FRANCE 3 & ICI PAYS DE LA LOIRE – JEUDI 20 FÉVRIER À 22 H 50 – DOCUMENTAIRE
Tout perdre. Perdre son métier, perdre ses terres, perdre son outil de travail, perdre ses bêtes, perdre ses nerfs. Mais garder la tête haute. L’histoire de Jean-Pierre Lambert, paysan de 68 ans, installé dans une petite ferme de la Sarthe, est celle d’une chute, longue et douloureuse, dans les méandres des administrations et de leurs requêtes, des politiques agricoles et de leurs zones d’ombre, des règles environnementales et de leurs contraintes, du monde paysan et de sa transformation radicale depuis trente ans.
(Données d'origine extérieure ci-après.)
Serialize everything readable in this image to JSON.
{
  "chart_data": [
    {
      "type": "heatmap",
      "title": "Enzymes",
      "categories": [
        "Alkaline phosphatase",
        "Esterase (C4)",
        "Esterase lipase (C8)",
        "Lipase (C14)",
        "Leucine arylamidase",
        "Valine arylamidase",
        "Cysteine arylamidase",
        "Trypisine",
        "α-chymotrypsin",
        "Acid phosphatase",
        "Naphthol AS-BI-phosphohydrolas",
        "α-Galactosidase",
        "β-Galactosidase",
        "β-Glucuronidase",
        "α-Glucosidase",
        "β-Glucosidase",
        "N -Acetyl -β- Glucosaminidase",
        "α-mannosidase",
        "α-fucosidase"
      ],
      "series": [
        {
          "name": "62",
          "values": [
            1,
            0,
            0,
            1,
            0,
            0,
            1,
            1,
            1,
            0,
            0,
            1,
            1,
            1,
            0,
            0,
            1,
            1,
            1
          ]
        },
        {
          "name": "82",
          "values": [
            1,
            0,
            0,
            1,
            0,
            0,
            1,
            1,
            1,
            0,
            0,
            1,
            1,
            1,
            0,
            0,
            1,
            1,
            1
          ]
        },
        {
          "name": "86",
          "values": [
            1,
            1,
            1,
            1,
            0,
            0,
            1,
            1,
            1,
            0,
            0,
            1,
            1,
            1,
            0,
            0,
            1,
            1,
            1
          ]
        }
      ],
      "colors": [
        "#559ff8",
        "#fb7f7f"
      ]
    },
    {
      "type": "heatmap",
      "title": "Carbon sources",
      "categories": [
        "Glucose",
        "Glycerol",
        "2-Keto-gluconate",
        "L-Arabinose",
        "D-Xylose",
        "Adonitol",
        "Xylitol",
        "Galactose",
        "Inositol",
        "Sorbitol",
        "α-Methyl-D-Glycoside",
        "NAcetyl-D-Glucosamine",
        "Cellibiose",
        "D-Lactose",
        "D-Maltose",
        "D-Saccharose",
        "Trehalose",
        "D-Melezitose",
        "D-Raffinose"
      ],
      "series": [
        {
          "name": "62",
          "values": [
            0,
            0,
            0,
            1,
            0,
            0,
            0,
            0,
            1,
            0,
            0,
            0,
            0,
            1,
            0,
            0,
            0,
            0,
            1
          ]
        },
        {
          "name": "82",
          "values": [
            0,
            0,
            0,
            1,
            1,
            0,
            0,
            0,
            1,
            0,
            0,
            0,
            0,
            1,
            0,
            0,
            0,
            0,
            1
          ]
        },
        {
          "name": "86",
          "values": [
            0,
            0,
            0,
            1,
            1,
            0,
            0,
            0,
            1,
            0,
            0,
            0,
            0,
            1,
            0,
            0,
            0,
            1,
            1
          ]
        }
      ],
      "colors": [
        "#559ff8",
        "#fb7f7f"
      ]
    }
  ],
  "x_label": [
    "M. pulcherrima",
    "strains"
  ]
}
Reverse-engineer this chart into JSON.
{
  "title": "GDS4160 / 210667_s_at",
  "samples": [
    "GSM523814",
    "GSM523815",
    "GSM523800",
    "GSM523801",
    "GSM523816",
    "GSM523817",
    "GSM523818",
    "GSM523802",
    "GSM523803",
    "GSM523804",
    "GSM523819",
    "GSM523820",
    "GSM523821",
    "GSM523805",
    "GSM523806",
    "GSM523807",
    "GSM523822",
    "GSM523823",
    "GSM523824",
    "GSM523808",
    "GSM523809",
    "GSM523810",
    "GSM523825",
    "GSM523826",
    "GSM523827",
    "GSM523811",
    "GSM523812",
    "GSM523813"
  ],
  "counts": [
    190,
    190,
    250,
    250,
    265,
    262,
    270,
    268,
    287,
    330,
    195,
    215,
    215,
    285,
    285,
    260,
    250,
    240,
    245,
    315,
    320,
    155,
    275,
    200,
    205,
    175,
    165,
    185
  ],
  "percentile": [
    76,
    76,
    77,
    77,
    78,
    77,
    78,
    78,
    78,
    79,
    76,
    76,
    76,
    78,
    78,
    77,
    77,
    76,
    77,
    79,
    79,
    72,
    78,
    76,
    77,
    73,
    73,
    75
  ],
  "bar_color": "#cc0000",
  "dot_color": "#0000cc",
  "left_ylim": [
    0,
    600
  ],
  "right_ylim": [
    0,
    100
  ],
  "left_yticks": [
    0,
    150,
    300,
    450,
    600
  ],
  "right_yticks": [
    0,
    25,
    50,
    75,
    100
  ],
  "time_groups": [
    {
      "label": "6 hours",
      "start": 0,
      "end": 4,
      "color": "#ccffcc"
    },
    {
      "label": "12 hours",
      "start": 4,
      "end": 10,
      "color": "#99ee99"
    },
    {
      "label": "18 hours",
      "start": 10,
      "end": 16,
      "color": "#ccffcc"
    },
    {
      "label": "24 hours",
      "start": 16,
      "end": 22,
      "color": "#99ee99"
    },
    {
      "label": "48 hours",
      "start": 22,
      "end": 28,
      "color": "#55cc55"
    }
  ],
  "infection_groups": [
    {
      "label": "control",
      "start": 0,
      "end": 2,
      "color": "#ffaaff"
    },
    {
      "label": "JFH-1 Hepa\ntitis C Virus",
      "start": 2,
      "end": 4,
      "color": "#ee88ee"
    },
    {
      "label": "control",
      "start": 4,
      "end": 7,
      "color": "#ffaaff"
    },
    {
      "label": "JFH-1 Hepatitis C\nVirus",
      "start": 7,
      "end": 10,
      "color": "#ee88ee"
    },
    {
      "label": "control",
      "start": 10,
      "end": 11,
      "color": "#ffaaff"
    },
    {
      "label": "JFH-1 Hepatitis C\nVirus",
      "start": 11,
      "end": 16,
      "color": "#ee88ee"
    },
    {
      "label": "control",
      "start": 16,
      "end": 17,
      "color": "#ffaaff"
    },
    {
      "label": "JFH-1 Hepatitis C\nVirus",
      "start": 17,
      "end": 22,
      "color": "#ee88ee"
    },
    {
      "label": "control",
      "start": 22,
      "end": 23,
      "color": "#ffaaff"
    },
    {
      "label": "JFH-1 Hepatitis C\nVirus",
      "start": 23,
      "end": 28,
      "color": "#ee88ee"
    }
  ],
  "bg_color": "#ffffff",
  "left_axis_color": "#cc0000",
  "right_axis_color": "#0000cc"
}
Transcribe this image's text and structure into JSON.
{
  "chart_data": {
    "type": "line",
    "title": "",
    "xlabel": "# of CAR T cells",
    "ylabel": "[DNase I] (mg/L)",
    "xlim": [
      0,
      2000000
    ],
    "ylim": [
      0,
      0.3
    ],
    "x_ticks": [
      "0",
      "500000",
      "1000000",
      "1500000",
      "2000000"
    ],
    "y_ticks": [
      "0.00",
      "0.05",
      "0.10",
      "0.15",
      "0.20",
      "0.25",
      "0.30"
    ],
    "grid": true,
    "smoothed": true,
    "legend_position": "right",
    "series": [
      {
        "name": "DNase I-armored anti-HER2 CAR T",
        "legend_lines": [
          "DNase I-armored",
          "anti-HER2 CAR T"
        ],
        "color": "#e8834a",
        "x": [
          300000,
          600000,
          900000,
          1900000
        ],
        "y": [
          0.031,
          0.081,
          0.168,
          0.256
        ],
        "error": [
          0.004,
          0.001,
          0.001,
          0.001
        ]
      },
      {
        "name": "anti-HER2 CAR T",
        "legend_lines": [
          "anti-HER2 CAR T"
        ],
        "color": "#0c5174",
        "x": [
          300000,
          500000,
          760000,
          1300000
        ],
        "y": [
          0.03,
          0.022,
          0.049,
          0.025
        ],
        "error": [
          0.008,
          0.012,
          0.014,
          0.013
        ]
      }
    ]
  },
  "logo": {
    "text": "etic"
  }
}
Jean-Pierre Lambert a grandi dans un petit village paisible, là où son père exploitait une cinquantaine d’hectares en agriculture biologique. Il en a acquis l’envie de travailler la terre et les bêtes en respectant cette nature dont il connaît instinctivement les respirations et les besoins. Une première installation, pas très loin, se termine mal. Les sols sont pauvres, et lui avec. Il abandonne. Revient sur les terres modestes de sa famille. Commence à les exploiter en biodynamie, construit une grange, et fait tourner sa petite économie avec les bovins vendus à l’abattoir. Sans jamais acheter de semences, d’engrais ou de pesticides. Sans non plus obtenir les primes versées aux autres agriculteurs pour les pousser à la productivité et aux volumes toujours plus importants.
Grange brûlée
Les difficultés s’accumulent, et le paysan − « pas un exploitant agricole », insiste-t-il − se referme sur lui-même. Il n’ouvre plus ses courriers, ne paie plus ses cotisations à la Mutualité sociale agricole, n’assure plus la prophylaxie obligatoire pour ses animaux. Il arrête son activité agricole et devient salarié dans une pépinière. Mais les dettes ne cessent de s’accumuler. Jusqu’à l’impasse, les huissiers, les saisies et les gendarmes. Jusqu’à la détention en maison d’arrêt, pendant trois semaines, pour avoir mis le feu à sa propre grange par colère et désespoir après le départ forcé, sous la surveillance des forces de l’ordre, de ses animaux.
La force du documentaire est de donner la parole à Jean-Pierre Lambert, en cheminant avec lui et sa grande barbe blanche dans ses champs, ses chemins, sa grange en partie brûlée et sa petite maison. Pas de voix off de journaliste, mais ses mots, sa subjectivité, ses douleurs, pour décrire une vie de labeur et d’incompréhensions. Il ne raconte pas à lui tout seul l’histoire de l’agriculture française, de son cortège d’exploitations abandonnées. Une partie des agriculteurs ont en effet trouvé leurs comptes dans la course à l’agrandissement et à la rentabilité ; des industriels ont continué à faire leur beurre en pariant, comme la grande distribution, sur la course aux bas coûts.
Jean-Pierre Lambert parle des perdants, des exclus, des marginaux d’une profession sous pression. Parmi eux, certains se sont suicidés − un tous les deux jours en moyenne en France. Lui s’est battu contre le système agricole puis contre le système judiciaire. « C’était pas une utopie de faire de l’agriculture comme je l’ai faite. Si l’on avait fait les comptes de ce que coûte un agriculteur à la société, j’étais efficace », conclut le paysan de sa voix douce.
Jean-Pierre Lambert, paysan, numéro d’écrou 14 448, documentaire réalisé par Olivier Bauer (Fr., 2024, 52 min) France 3 & Ici Pays de la Loire.